Es ist mitlerweile 22:20 und er hat immer noch keinen Unterschlupf gefunden. Der Regen durchnässt seine Klamotten und seine Reisetasche die er bei sich trägt. Was ein Jammer aber   auch...

Er stapft weiter am Waldrand entlang, zu der anderen Seite des Dorfes, wo er hätte den Bus kriegen können. Er gähnt und geht sich mit seiner rechten Hand durch sein blasses Gesicht, um seine etwas zu langen Haare aus den Augen zu wischen.
Er schaut zu seiner Rechten.
Das Dorf schläft schon. Alle Lichter sind aus. nur die wenigen Straßenlaternen helfen ihm dabei, den Weg nicht aus den Augen zu verlieren.
Dieser Moment hatte was gruseliges an sich.
,,Wenn ich als kleines Kind gesehen hätte, wie jemand nachts im Regen die Hauptstraße entlang trottet, hätte ich todesangst bekommen'', denkt er sich beim Gehen.
Er hat Zeit. Der nächste Bus kommt morgen früh. Dann muss er nie wieder an diesen grauenhaften Ort zurück kehren. Er macht eine kurze Pause auf einer alten Holzbank, diese aussieht, als wenn sie jeden Moment zusammen brechen würde. Er ist erschöpft und müde, doch trotzdem will er auf die andere Seite des Dorfes gehen, um dort unter der Bushaltestelle zu schlafen.
Daher macht er sich wieder auf den Weg.

Er ist schon tief in seinen Gedanken versunken, als plötzlich Scheinwerfer ihn von hinten anleuchten.
Er erschreckt und zuckt zusammen.
,,Wer ist das? Ein Auto? Ein Bus? Die Polizei? Hat man mich gesehen? Bitte nicht!'',denkt er sich und bleibt verängstigt stehen. Seine Augen zugekniffen.
Das Fahrzeug hält vor ihm an. Er öffnet die Augen und sieht einen schwarzen Bus.
,,Warum hält der Bus hier? Der Bus ist doch schon abgefahren?''
Nichts desso trotz geht er auf die vordere Tür zu um den Fahrer zu fragen.
,,Entschuldigen sie...'',stammelt er.
Der Busfahrer wirkt sehr düster und beängstigend auf ihn.
Er trägt einen langen schwarzen Mantel, einen alten schwarzen Zylinder, lange braune Haare und schwarze Lederhandschuhe.
Im Allgemeinen sieht er nicht sehr japanisch aus. Eher westlich, als käme er aus Schweden, Deutschland oder vielleicht auch Russland.
,,Entschuldigen sie...'',beginnt er seinen Satz erneut,,,Fahren sie nach Nahaya?''
,,Ich fahre sie hin, wo immer sie wünschen'',antwortet der Mann mit einer rauen, leicht bösartigen Stimme.
,,Also, sind sie so eine Art Taxi?''
Der Fahrer antwortet ihm nicht. Stattdessen blickt er starr geradeaus und beobachtet die mächtigen Regentropfen die aggressiv auf die Vorderscheibe schlagen.
,,Wieviel kostet eine Fahrt nach Nahaya Station?'',fragt er erneut, mit einem leicht genervten Unterton. Der Regen prasselte auf seinen Rücken, da er erst mit halben Fuß im Bus stand.
Stille.
,,Willst du jetzt mitfahren oder nicht?!'',schreit ihm der Busfahrer ins Gesicht.
Er zuckt, kneift die Augen zusammen und rennt panisch in den Bus hinein.
Er meint die raue Stimme hinter ihm lachen zu hören, doch dies kann genauso eine Einbildung sein. Man weiß es nicht.

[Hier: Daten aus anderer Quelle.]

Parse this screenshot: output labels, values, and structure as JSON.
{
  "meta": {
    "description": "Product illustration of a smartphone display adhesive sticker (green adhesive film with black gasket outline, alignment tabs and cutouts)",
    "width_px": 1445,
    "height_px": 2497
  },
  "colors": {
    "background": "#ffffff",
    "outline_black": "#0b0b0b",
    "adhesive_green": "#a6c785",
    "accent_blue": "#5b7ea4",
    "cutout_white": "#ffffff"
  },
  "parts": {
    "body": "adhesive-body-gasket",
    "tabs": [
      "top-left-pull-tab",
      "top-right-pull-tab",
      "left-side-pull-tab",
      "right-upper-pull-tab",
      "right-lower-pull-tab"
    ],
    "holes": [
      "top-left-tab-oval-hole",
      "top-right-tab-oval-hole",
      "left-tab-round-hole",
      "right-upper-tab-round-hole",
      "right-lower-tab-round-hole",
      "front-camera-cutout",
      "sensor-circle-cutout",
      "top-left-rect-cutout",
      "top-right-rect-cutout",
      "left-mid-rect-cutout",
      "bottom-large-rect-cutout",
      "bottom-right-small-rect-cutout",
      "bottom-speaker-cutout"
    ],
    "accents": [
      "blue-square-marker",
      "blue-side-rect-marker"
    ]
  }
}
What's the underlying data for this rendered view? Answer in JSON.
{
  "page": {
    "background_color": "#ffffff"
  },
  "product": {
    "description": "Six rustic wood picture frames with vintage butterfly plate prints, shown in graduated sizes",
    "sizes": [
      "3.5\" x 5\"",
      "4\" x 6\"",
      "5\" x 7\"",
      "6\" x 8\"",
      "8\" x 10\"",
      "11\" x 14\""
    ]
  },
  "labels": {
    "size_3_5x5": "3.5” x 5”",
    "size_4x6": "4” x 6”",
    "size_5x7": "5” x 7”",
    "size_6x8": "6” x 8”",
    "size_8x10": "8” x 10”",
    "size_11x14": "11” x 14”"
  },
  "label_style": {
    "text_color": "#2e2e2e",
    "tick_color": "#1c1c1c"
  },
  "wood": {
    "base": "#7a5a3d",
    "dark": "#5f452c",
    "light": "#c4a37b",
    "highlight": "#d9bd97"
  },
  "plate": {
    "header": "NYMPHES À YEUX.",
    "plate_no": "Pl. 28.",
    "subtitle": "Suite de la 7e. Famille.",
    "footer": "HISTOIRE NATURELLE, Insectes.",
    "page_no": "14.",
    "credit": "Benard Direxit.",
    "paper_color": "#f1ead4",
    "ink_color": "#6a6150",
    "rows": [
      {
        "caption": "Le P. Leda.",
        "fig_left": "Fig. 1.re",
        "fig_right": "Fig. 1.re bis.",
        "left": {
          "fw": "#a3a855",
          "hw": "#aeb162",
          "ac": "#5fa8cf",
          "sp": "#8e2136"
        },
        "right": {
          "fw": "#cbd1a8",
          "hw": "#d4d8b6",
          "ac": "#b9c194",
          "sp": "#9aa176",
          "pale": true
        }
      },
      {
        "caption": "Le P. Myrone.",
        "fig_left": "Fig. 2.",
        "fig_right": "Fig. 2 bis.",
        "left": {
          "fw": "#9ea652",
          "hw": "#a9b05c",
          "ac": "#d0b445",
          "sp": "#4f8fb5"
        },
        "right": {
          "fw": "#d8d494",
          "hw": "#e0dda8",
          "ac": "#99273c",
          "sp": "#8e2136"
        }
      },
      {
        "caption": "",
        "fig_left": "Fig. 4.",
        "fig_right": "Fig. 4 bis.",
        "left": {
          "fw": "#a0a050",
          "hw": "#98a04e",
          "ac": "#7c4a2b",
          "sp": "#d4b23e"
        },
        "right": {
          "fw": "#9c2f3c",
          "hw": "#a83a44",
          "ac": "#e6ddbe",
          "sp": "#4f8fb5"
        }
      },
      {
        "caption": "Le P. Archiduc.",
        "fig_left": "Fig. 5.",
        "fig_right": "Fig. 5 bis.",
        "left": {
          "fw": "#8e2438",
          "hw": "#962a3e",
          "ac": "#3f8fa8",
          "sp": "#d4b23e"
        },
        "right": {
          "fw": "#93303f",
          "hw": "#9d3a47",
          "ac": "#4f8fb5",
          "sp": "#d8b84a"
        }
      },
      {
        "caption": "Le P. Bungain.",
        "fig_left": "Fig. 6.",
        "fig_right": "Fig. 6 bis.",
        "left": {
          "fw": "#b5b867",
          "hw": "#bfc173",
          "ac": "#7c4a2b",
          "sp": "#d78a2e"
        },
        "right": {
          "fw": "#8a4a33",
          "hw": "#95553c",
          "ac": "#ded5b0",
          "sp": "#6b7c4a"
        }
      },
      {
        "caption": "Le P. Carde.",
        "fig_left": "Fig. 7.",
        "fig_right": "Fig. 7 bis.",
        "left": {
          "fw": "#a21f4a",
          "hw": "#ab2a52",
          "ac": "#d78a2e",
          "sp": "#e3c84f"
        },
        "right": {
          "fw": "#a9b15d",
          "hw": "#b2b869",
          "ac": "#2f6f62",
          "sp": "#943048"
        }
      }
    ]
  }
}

Warum rennt er in den Bus? Er will doch viel lieber draußen bleiben und auf den Sonnenaufgang warten. Oder ist es diese wirkliche Dringlichkeit, die ihn gerade jetzt in diesen Bus zwingt? Diese Notwendigkeit, jetzt schnellstmöglich im Trockenen zu sitzen und eventuell etwas schlafen zu können. Ist das wichtiger als die Sicherheit am Ziel anzukommen und nicht von einem scheinhaften Bus weiß sonst wohin gefahren zu werden? Haha, das ist wirklich lustig.

Er setzt sich auf einen zufälligen Sitzplatz, atmet tief ein und aus und öffnet wieder seine Augen.
Er zuckt leicht zusammen, als er bemerkt, dass er nicht alleine ist.
Auf dem hinteren Sitzplatz sitzt ein Mädchen, welches in seinen Augen sicher genauso gruselig aussieht, wie der Busfahrer.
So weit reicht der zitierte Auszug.